While the Creditor may be entitled to attorney's fees, it is entitled only to reasonable attorney's fees and costs.[5] Where, *59 as here, the Debtor is not in default, initiates reaffirmation procedures, and is completely cooperative in the process, then the Creditor is entitled only to a fair fee warranted by the circumstances.[6] Here, after careful review of the Creditor's fees and costs, this Court concludes that $400.00 is excessive, it exceeds the contract limit, and it is unreasonable. This was a simple, routine reaffirmation with a cooperative non-defaulting Debtor.[7]

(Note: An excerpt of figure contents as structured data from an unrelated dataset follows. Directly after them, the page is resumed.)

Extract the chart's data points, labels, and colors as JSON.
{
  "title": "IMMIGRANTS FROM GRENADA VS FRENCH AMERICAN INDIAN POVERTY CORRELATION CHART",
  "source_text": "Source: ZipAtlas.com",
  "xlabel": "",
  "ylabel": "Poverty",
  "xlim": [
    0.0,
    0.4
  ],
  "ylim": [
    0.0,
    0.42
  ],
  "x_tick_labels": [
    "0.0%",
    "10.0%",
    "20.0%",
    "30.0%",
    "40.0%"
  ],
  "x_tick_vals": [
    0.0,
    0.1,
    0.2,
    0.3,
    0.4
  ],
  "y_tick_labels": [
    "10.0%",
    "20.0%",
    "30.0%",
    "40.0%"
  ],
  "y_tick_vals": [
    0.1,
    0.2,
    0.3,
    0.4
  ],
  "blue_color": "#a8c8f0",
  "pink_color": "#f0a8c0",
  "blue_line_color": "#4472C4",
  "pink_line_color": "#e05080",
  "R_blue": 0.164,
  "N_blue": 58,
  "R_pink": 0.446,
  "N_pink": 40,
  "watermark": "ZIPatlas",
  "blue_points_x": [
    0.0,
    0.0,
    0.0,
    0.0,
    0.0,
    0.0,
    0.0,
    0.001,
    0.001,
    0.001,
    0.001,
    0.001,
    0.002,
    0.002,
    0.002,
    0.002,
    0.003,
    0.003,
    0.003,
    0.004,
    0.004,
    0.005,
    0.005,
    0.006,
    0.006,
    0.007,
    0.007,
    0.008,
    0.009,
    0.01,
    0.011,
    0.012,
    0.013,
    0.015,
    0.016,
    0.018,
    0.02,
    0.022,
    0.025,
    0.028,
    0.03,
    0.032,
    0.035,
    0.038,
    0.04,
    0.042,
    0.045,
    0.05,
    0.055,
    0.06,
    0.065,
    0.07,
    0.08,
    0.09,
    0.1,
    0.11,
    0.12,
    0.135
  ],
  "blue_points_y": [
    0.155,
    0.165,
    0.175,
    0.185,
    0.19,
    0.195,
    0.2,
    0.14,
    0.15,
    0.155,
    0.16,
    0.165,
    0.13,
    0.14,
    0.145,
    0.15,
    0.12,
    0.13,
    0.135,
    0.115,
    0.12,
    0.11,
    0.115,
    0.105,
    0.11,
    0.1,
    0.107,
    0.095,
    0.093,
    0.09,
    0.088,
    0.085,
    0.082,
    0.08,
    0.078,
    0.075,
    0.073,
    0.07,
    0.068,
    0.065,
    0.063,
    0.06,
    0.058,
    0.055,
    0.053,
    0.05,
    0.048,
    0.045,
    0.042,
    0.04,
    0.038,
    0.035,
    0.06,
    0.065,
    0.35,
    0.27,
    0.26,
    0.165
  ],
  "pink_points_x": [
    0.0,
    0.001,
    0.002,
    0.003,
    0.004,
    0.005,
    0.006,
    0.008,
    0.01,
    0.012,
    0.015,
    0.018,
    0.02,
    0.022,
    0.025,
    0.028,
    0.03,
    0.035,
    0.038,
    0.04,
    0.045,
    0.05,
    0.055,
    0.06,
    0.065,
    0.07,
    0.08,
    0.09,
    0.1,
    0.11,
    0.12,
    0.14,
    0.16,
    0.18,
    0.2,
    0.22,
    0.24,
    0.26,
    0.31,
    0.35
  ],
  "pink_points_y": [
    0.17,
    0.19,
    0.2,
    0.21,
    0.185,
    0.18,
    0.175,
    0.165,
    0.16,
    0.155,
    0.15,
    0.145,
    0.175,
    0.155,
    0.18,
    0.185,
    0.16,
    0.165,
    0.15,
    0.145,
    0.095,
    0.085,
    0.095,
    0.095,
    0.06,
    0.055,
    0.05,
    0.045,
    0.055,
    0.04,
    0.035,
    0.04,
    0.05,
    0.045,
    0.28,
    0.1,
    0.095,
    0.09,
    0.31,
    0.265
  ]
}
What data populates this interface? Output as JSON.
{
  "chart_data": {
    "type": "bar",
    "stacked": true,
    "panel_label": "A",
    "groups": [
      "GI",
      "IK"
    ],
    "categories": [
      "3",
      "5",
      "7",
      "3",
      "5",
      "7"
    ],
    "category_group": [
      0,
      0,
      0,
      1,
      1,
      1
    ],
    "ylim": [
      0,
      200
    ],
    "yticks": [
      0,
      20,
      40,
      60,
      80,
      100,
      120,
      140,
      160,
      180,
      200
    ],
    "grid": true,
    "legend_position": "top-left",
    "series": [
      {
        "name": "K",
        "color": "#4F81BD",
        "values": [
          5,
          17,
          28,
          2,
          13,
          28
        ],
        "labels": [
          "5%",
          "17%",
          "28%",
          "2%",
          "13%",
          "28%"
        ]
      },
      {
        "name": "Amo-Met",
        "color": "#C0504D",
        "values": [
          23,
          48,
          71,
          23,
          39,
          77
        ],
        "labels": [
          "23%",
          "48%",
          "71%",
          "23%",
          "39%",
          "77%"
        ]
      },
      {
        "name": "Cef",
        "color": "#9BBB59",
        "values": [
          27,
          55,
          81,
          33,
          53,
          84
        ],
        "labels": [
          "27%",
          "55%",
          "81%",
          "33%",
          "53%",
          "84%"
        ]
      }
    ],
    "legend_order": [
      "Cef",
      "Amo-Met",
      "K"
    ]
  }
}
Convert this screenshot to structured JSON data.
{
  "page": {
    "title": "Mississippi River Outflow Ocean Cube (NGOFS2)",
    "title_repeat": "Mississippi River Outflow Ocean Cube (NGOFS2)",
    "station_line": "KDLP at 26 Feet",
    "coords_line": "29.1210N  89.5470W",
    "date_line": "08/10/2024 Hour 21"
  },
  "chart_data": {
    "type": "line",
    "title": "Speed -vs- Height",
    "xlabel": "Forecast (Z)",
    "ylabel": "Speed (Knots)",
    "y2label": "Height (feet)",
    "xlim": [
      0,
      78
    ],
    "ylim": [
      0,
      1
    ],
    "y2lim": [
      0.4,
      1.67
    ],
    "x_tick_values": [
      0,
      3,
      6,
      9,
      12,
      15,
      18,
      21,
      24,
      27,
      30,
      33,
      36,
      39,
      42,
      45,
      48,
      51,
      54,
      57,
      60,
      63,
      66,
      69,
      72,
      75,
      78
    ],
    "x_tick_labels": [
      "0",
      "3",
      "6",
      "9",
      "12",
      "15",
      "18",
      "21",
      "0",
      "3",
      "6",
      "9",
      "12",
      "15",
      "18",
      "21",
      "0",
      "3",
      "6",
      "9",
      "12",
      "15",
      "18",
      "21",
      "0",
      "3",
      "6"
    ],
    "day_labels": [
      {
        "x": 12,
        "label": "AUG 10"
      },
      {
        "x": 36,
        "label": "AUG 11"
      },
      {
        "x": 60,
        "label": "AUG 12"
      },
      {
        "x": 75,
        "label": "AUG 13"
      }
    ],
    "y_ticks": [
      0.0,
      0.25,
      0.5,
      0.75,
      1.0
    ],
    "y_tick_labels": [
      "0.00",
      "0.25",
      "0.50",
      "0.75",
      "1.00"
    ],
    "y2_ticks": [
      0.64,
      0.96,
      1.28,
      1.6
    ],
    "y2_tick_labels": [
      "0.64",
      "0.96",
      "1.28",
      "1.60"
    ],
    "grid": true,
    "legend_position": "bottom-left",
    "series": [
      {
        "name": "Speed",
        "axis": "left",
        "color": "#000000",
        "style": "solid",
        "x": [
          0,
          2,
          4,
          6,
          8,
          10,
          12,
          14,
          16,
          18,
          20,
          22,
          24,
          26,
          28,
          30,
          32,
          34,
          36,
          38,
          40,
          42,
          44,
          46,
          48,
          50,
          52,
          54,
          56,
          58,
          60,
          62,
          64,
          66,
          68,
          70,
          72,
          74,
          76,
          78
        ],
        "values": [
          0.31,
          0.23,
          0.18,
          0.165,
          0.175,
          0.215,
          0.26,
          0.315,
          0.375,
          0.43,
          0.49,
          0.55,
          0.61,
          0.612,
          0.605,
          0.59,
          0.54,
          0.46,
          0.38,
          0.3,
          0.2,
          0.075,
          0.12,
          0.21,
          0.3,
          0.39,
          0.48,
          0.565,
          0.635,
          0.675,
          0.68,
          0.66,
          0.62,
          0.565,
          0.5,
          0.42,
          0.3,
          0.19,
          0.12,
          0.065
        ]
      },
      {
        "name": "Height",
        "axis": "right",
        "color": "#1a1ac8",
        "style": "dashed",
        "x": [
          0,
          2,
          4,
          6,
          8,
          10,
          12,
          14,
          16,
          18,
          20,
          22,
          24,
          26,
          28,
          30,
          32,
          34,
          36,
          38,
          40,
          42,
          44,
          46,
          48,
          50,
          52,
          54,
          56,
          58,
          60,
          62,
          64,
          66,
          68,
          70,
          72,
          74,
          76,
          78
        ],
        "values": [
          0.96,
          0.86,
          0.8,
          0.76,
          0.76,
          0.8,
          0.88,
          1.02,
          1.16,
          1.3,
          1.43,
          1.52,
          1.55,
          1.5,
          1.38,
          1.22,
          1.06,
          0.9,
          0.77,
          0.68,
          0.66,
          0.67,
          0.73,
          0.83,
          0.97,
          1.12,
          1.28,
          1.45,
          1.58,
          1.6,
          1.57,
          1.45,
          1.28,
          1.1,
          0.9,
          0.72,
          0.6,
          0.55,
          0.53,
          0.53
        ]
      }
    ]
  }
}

Based on recognized criteria for approval of attorney's fees as applied in this particular case, the Court finds that $100.00, not $400.00, is a reasonable fee. Ramos v. Lamm, 713 F.2d 546 (10th Cir.1983); In re Werth, 32 B.R. 442 (Bankr.1983); In re Frontier Airlines, Inc., 74 B.R. 973 (Bankr.D.Colo.1987).[8]
CONCLUSION
IT IS THEREFORE ORDERED that reasonable attorney's fees of the Creditor may be assessed against the Debtor in the reaffirmation pursuant to 11 U.S.C. § 524. Debtor's request to strike all Creditor's attorney's fees and costs from the Reaffirmation Agreement is denied.
NOTES
[1] In re West is currently on appeal before the Tenth Circuit Court of Appeals.
[2] In fact, in this case the Creditor is perhaps in a better situation than in either Peacock or West. In both of those cases, the loan was secured by an automobile. The court in those cases recognized that the collateral was "indeed, depreciating and thus the Creditor is at some risk." In re Peacock, supra at 661, n. 3. In this instance, however, the Creditor is evidently at less risk because if the Debtor in this case does not make the payments as specified in the loan, then the Creditor will have full rights under state law to pursue the co-maker for the entire amount of indebtedness.
[3] In re Pendlebury holds that a debtor must reaffirm a debt or redeem collateral in order to prevent a creditor from recovering its collateral after expiration of the automatic stay. This is contrary to In re West and In re Peacock.
[4] As an alternative to reaffirmation, a debtor may voluntarily elect to (a) simply continue making payments and retain collateral per In re West, or (b) redeem the collateral, or (c) return the collateral. See, 11 U.S.C. §§ 521(2), 524(f), 722, 1325(a)(5).
[5] Creditor argues it is entitled to all fees charged or it will simply refrain from agreeing to reaffirmation of debts, thus harming the Debtor, not the Creditor. This completely ignores the substantial benefit the Creditor derives from reaffirmation. It also ignores the fact that streamlined procedures, use of paraprofessionals, and greater efficiency by the Creditor can significantly reduce fees in routine, non-default, cooperative debtor reaffirmations.
[6] From all the evidence, this was a routine reaffirmation of the existing loan which used, basically, a simple, form reaffirmation agreement prepared by Creditor's counsel.
[7] Any reasonable showing that the reaffirmation was not simple, or not routine, or that it involved unusual terms or procedures, or simply that more time was required under the circumstances, could justify more fees.
[8] "[I]n the final analysis, while the time spent is a guide, it is only a guide and the fixing of professional fees remains an art and not a science. In the final analysis the Court . . . must make a subjective evaluation of the reasonableness of the fees sought in light of the services rendered, the time constraints imposed, the difficulties of the problems which have been handled, the impact of the business on the attorney's ability to serve other clients, and the results achieved." In re Frontier Airlines, Inc., supra at 979.